Calder’s jaw worked like he was chewing on rage. The veins at his temple stood out against the stubble. “Watch yourself.”
“Why? Because everyone’s watching already?”
His nostrils flared. He took a step forward, ice crunching beneath his boots. “You done?”
“Not even close.” The tremor in my voice wasn’t fear—it was something else, something meaner. “You stand up there pretending this is about discipline or drive, but it’s not. You don’t get to be hard on me to erase what you did.”
The silence that followed felt alive. No one moved. The sound of the ventilation system groaned through the rafters, loud and lonely. The puck under my blade ticked against the ice like a clock counting down a bad decision.
Calder didn’t blink. His mouth opened, then closed. Whatever he wanted to say, he buried it deep.
Someone coughed near the bench. Skates shifted uneasily.
“Locker room,” he clipped out finally, eyes still locked on me. “Now.”
I didn’t move. For five seconds, I stood there, staring him down, heart slamming, the whole world hanging in the space between us. Then I kicked the puck toward the boards. It smacked hard and died against the wall.
“I’m not your scapegoat,” I said, quieter but no softer. “You want a player, you’ve got one. You want to rewrite history, find someone else.”
I turned before he could answer, blades hissing as I cut across the ice toward the tunnel. Every stride felt like breaking surface after being held under too long.
The girls parted as I passed, their whispers washing after me, a string of static I didn’t bother to catch.
By the time the last whistle hit, I hadn’t moved from the room. My gear was soaked, pads sticking to my skin, helmet resting beside me like an apology I didn’t remember accepting.
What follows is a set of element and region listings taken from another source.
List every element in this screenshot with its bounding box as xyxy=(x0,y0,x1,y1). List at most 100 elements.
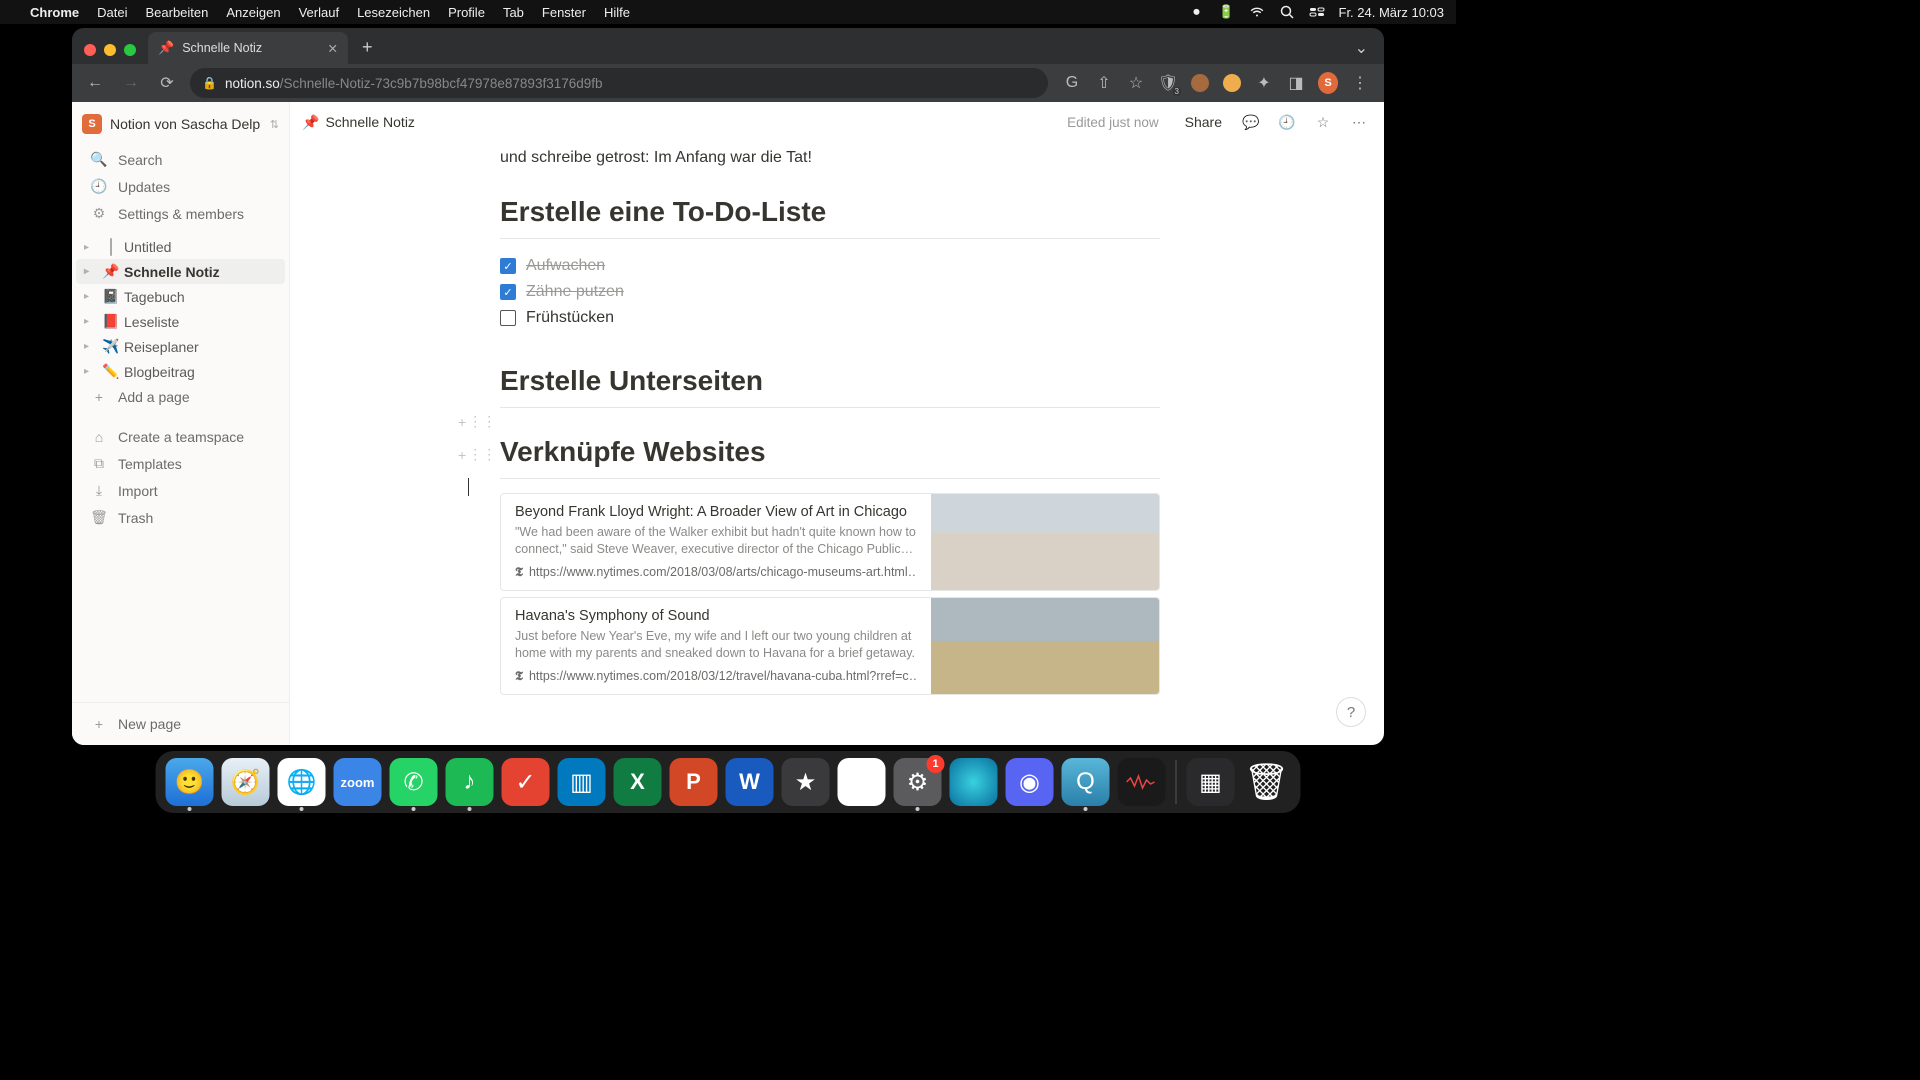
extension-icon[interactable] xyxy=(1222,73,1242,93)
heading-todo[interactable]: Erstelle eine To-Do-Liste xyxy=(500,196,1160,228)
menu-lesezeichen[interactable]: Lesezeichen xyxy=(357,5,430,20)
dock-app-settings[interactable]: ⚙1 xyxy=(894,758,942,806)
sidebar-new-page[interactable]: + New page xyxy=(76,711,285,737)
caret-icon[interactable]: ▸ xyxy=(84,266,98,277)
sidebar-page-leseliste[interactable]: ▸ 📕 Leseliste xyxy=(76,309,285,334)
dock-app-whatsapp[interactable]: ✆ xyxy=(390,758,438,806)
heading-links[interactable]: Verknüpfe Websites xyxy=(500,436,1160,468)
todo-label[interactable]: Aufwachen xyxy=(526,257,605,275)
block-handle[interactable]: + ⋮⋮ xyxy=(458,413,496,430)
menu-bearbeiten[interactable]: Bearbeiten xyxy=(145,5,208,20)
dock-app-finder[interactable]: 🙂 xyxy=(166,758,214,806)
menu-verlauf[interactable]: Verlauf xyxy=(299,5,339,20)
dock-app-siri[interactable] xyxy=(950,758,998,806)
menubar-app-name[interactable]: Chrome xyxy=(30,5,79,20)
dock-app-powerpoint[interactable]: P xyxy=(670,758,718,806)
sidebar-settings[interactable]: ⚙ Settings & members xyxy=(76,200,285,227)
caret-icon[interactable]: ▸ xyxy=(84,341,98,352)
dock-app-trello[interactable]: ▥ xyxy=(558,758,606,806)
web-bookmark[interactable]: Havana's Symphony of Sound Just before N… xyxy=(500,597,1160,695)
tab-list-chevron-icon[interactable]: ⌄ xyxy=(1347,38,1376,64)
favorite-star-icon[interactable]: ☆ xyxy=(1310,109,1336,135)
lock-icon[interactable]: 🔒 xyxy=(202,76,217,90)
dock-app-chrome[interactable]: 🌐 xyxy=(278,758,326,806)
updates-clock-icon[interactable]: 🕘 xyxy=(1274,109,1300,135)
dock-app-quicktime[interactable]: Q xyxy=(1062,758,1110,806)
breadcrumb[interactable]: 📌 Schnelle Notiz xyxy=(302,114,415,131)
window-minimize-button[interactable] xyxy=(104,44,116,56)
spotlight-icon[interactable] xyxy=(1279,4,1295,20)
page-content[interactable]: und schreibe getrost: Im Anfang war die … xyxy=(290,142,1384,745)
todo-label[interactable]: Zähne putzen xyxy=(526,283,624,301)
todo-item[interactable]: ✓ Zähne putzen xyxy=(500,279,1160,305)
checkbox-checked-icon[interactable]: ✓ xyxy=(500,258,516,274)
sidebar-add-page[interactable]: + Add a page xyxy=(76,384,285,410)
empty-block[interactable]: + ⋮⋮ xyxy=(500,407,1160,408)
todo-label[interactable]: Frühstücken xyxy=(526,309,614,327)
block-handle[interactable]: + ⋮⋮ xyxy=(458,446,496,463)
caret-icon[interactable]: ▸ xyxy=(84,291,98,302)
plus-icon[interactable]: + xyxy=(458,414,466,430)
drag-handle-icon[interactable]: ⋮⋮ xyxy=(468,413,496,430)
comments-icon[interactable]: 💬 xyxy=(1238,109,1264,135)
new-tab-button[interactable]: + xyxy=(354,37,381,64)
share-button[interactable]: Share xyxy=(1179,110,1228,134)
more-menu-icon[interactable]: ⋯ xyxy=(1346,109,1372,135)
sidebar-page-untitled[interactable]: ▸ Untitled xyxy=(76,235,285,259)
menu-profile[interactable]: Profile xyxy=(448,5,485,20)
dock-app-voicememos[interactable] xyxy=(1118,758,1166,806)
dock-app-launchpad[interactable]: ▦ xyxy=(1187,758,1235,806)
browser-tab[interactable]: 📌 Schnelle Notiz ✕ xyxy=(148,32,348,64)
dock-app-excel[interactable]: X xyxy=(614,758,662,806)
control-center-icon[interactable] xyxy=(1309,4,1325,20)
window-zoom-button[interactable] xyxy=(124,44,136,56)
battery-icon[interactable]: 🔋 xyxy=(1219,4,1235,20)
help-button[interactable]: ? xyxy=(1336,697,1366,727)
todo-item[interactable]: Frühstücken xyxy=(500,305,1160,331)
menu-anzeigen[interactable]: Anzeigen xyxy=(226,5,280,20)
plus-icon[interactable]: + xyxy=(458,447,466,463)
menu-tab[interactable]: Tab xyxy=(503,5,524,20)
workspace-switcher[interactable]: S Notion von Sascha Delp ⇅ xyxy=(72,102,289,146)
dock-app-todoist[interactable]: ✓ xyxy=(502,758,550,806)
menu-datei[interactable]: Datei xyxy=(97,5,127,20)
dock-app-discord[interactable]: ◉ xyxy=(1006,758,1054,806)
sidebar-page-reiseplaner[interactable]: ▸ ✈️ Reiseplaner xyxy=(76,334,285,359)
menu-fenster[interactable]: Fenster xyxy=(542,5,586,20)
extensions-puzzle-icon[interactable]: ✦ xyxy=(1254,73,1274,93)
profile-avatar[interactable]: S xyxy=(1318,73,1338,93)
dock-app-imovie[interactable]: ★ xyxy=(782,758,830,806)
dock-app-spotify[interactable]: ♪ xyxy=(446,758,494,806)
heading-subpages[interactable]: Erstelle Unterseiten xyxy=(500,365,1160,397)
extension-shield-icon[interactable]: 🛡3 xyxy=(1158,73,1178,93)
address-bar[interactable]: 🔒 notion.so/Schnelle-Notiz-73c9b7b98bcf4… xyxy=(190,68,1048,98)
drag-handle-icon[interactable]: ⋮⋮ xyxy=(468,446,496,463)
screenrecord-icon[interactable]: ⏺ xyxy=(1189,4,1205,20)
wifi-icon[interactable] xyxy=(1249,4,1265,20)
sidepanel-icon[interactable]: ◨ xyxy=(1286,73,1306,93)
sidebar-page-blogbeitrag[interactable]: ▸ ✏️ Blogbeitrag xyxy=(76,359,285,384)
forward-button[interactable]: → xyxy=(118,70,144,96)
window-close-button[interactable] xyxy=(84,44,96,56)
sidebar-templates[interactable]: ⧉ Templates xyxy=(76,450,285,477)
sidebar-create-teamspace[interactable]: ⌂ Create a teamspace xyxy=(76,424,285,450)
caret-icon[interactable]: ▸ xyxy=(84,242,98,253)
tab-close-icon[interactable]: ✕ xyxy=(328,41,338,56)
dock-app-gdrive[interactable]: △ xyxy=(838,758,886,806)
checkbox-checked-icon[interactable]: ✓ xyxy=(500,284,516,300)
sidebar-page-tagebuch[interactable]: ▸ 📓 Tagebuch xyxy=(76,284,285,309)
caret-icon[interactable]: ▸ xyxy=(84,366,98,377)
text-block[interactable]: und schreibe getrost: Im Anfang war die … xyxy=(500,146,1160,170)
dock-app-word[interactable]: W xyxy=(726,758,774,806)
dock-trash[interactable]: 🗑 xyxy=(1243,758,1291,806)
dock-app-safari[interactable]: 🧭 xyxy=(222,758,270,806)
share-icon[interactable]: ⇧ xyxy=(1094,73,1114,93)
sidebar-search[interactable]: 🔍 Search xyxy=(76,146,285,173)
google-translate-icon[interactable]: G xyxy=(1062,73,1082,93)
sidebar-import[interactable]: ⤓ Import xyxy=(76,477,285,504)
sidebar-updates[interactable]: 🕘 Updates xyxy=(76,173,285,200)
menubar-clock[interactable]: Fr. 24. März 10:03 xyxy=(1339,5,1445,20)
chrome-menu-icon[interactable]: ⋮ xyxy=(1350,73,1370,93)
checkbox-unchecked-icon[interactable] xyxy=(500,310,516,326)
sidebar-page-schnelle-notiz[interactable]: ▸ 📌 Schnelle Notiz xyxy=(76,259,285,284)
The locker room filled and emptied in waves—laughter first, then the shuffle of skates on tile, the hiss of the showers.
Reese paused by the door, bag over his shoulder. “He wants you back on the ice.”
I blinked up at him. “You serious?”
“Dead serious.” She glanced toward the tunnel, winced. “Good luck, Dono.”
Kira’s hand brushed my shoulder as she passed. “Don’t let him eat you alive.”
The door closed behind them, and it was quiet again. Only the hum of the lights and the mechanical drip from the melting ice of my elbow pad. I strapped my helmet back on, tightened the chin guard till it hurt, and went.
Calder waited at center ice—hands on hips, clipboard gone. No puck, no stick in his own hand. Just that stare.
“You wanted a reason to fight,” he said. “Now you get one. Suicides. Goal line to line. Don’t stop till I say.”
I didn’t answer. Just skated to the stripe and set my feet.
“Go.”
The whistle cut through the cold, and I exploded forward. Sprint, stop, pivot, back again. My blades screamed across the grooves left by the earlier drills. Each stride tore at what was left of my lungs. My breath turned sharp and heavy inside the cage of my helmet.
He watched, silent except for the whistle. Every time it blew, I turned. Blue line. Red. Blue again. Goal. Repeat.
The rink dimmed at the edges after a while. The boards blurred. Thirty minutes stretched long and mean. I didn’t look at him. Didn’t give him the satisfaction. When my thighs started to shake, I bit the inside of my cheek and kept going.
If he wanted to break me, he’d have to do more than yell.
The whistle finally died. I coasted to a stop, bent double, palms on my knees. Sweat dripped from the end of my nose, pattered on the ice like rain. My chest heaved, dragging air that felt too thick to swallow.
He stepped closer, voice low. “That enough for you?”
I leaned on my stick and stared at him through the cage. “You’re a coward.”